I know HN and reddit likes to think it was congress who is responsible for the shift in NASAs goals (after all, they control the purse strings so they get to dictate/approve budgets & goals), but they did so precisely because NASA told them it was impossible to establish a permanent moon base at that point in time. On top of the insane cost, what more was there to be gained that justified the immense cost? If they wanted to go to the moon and study rocks, that's what the Apollo program was for. There was only so much we could learn with the technology we had at the time. People forget, the rest of the solar system awaited exploration too, but only so much money to go around.
"But we can use the moon as a base to launch further missions out into the solar system and beyond!" It's a nice pipe dream, but getting the materials there and/or manufacturing facilities to create everything needed is cost prohibitive. Also, the logistics of doing something like that today is insane, let alone 30 years ago.
osullivj|7 years ago
ChuckMcM|7 years ago
When I was in college, I got a chance to intern with Jerry Pournelle who was on the White House science advisory council and we talked about moon bases at one point. Jerry asserted (and I believe him) that NASA had a program "ready to go" to put a permanent installation on the moon. The budget challenges however were large.
I also got to meet Gerard O'Neill through Jerry who was pushing for colonizing space and had lead NASA to develop plans for how a Moon base would support the development of space habitats.

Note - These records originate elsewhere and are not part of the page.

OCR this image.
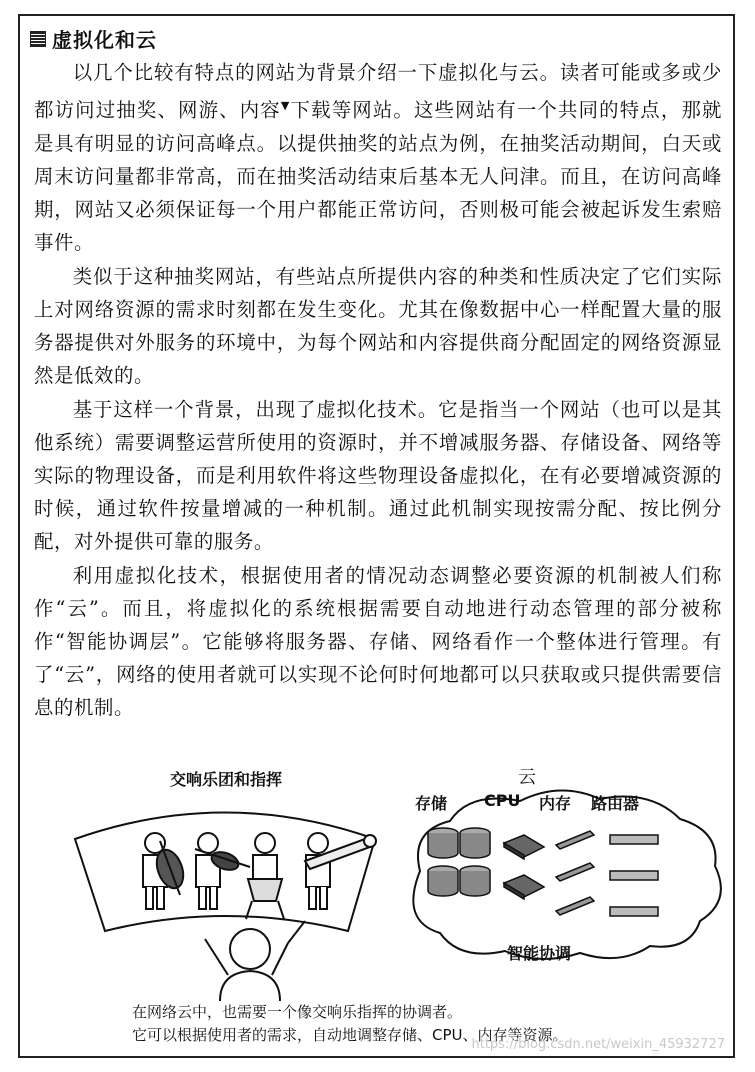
虚拟化和云

以几个比较有特点的网站为背景介绍一下虚拟化与云。读者可能或多或少都访问过抽奖、网游、内容▼下载等网站。这些网站有一个共同的特点，那就是具有明显的访问高峰点。以提供抽奖的站点为例，在抽奖活动期间，白天或周末访问量都非常高，而在抽奖活动结束后基本无人问津。而且，在访问高峰期，网站又必须保证每一个用户都能正常访问，否则极可能会被起诉发生索赔事件。

类似于这种抽奖网站，有些站点所提供内容的种类和性质决定了它们实际上对网络资源的需求时刻都在发生变化。尤其在像数据中心一样配置大量的服务器提供对外服务的环境中，为每个网站和内容提供商分配固定的网络资源显然是低效的。

基于这样一个背景，出现了虚拟化技术。它是指当一个网站（也可以是其他系统）需要调整运营所使用的资源时，并不增减服务器、存储设备、网络等实际的物理设备，而是利用软件将这些物理设备虚拟化，在有必要增减资源的时候，通过软件按量增减的一种机制。通过此机制实现按需分配、按比例分配，对外提供可靠的服务。

利用虚拟化技术，根据使用者的情况动态调整必要资源的机制被人们称作“云”。而且，将虚拟化的系统根据需要自动地进行动态管理的部分被称作“智能协调层”。它能够将服务器、存储、网络看作一个整体进行管理。有了“云”，网络的使用者就可以实现不论何时何地都可以只获取或只提供需要信息的机制。

交响乐团和指挥	云
存储 CPU 内存 路由器
智能协调
在网络云中，也需要一个像交响乐指挥的协调者。
它可以根据使用者的需求，自动地调整存储、CPU、内存等资源。
https://blog.csdn.net/weixin_45932727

This let me understand that while the technical challenges were hard, they were engineering and budget challenges, no new science or equipment or materials had to be developed. The same materials that survived for years in orbit would survive on the Moon, the same resupply requirements that there were for a space station there would be for the Moon etc.
President Regan was open to the idea but the only way to fund big space initiatives was to make it sound like a war. That has historically been the only motivation that gets Congress to appropriate the funds. And in the late 70s, early 80's it was going to take a lot of funds.

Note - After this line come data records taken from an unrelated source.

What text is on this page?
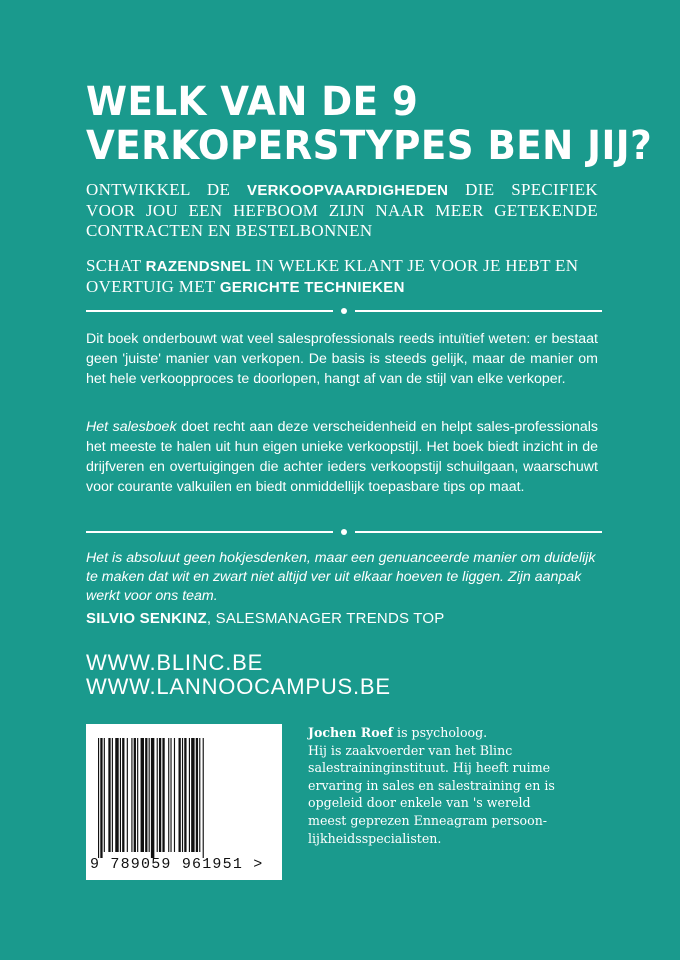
WELK VAN DE 9
VERKOPERSTYPES BEN JIJ?
ONTWIKKEL DE VERKOOPVAARDIGHEDEN DIE SPECIFIEK VOOR JOU EEN HEFBOOM ZIJN NAAR MEER GETEKENDE CONTRACTEN EN BESTELBONNEN
SCHAT RAZENDSNEL IN WELKE KLANT JE VOOR JE HEBT EN OVERTUIG MET GERICHTE TECHNIEKEN
Dit boek onderbouwt wat veel salesprofessionals reeds intuïtief weten: er bestaat geen 'juiste' manier van verkopen. De basis is steeds gelijk, maar de manier om het hele verkoopproces te doorlopen, hangt af van de stijl van elke verkoper.
Het salesboek doet recht aan deze verscheidenheid en helpt sales-professionals het meeste te halen uit hun eigen unieke verkoopstijl. Het boek biedt inzicht in de drijfveren en overtuigingen die achter ieders verkoopstijl schuilgaan, waarschuwt voor courante valkuilen en biedt onmiddellijk toepasbare tips op maat.
Het is absoluut geen hokjesdenken, maar een genuanceerde manier om duidelijk te maken dat wit en zwart niet altijd ver uit elkaar hoeven te liggen. Zijn aanpak werkt voor ons team.
SILVIO SENKINZ, SALESMANAGER TRENDS TOP
WWW.BLINC.BE
WWW.LANNOOCAMPUS.BE
9 789059 961951 >
Jochen Roef is psycholoog.
Hij is zaakvoerder van het Blinc
salestraininginstituut. Hij heeft ruime
ervaring in sales en salestraining en is
opgeleid door enkele van 's wereld
meest geprezen Enneagram persoon-
lijkheidsspecialisten.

Really smart people tried to make the argument that the economic benefits of adding 'space' to a country's economic operating zone would be immense, and create growth that could be taxed to fund the rest of the expansion fell on skeptical ears. Even O'Neil's pitch that space based solar power satellites would give the US a built in economic advantage; 'Cheap' energy would lower the development cost of all goods. Wasn't enough to get people to commit to the groundwork for this. When I last talked with Jerry about this, he suggested that a cost effective single stage to orbit capability, built to support Regan's SDI initiative, would enable space colonization as well (that was in 1990 or 1991).
Here we are, nearly 30 years after 1990, and SpaceX is on the cusp of making access to space an order of magnitude cheaper than it was in the 90's. This presentation [1] from 2007 could have been the SpaceX pitch deck!
Now I need to go dig around and see if I can find NASA's plans they did in the 80's.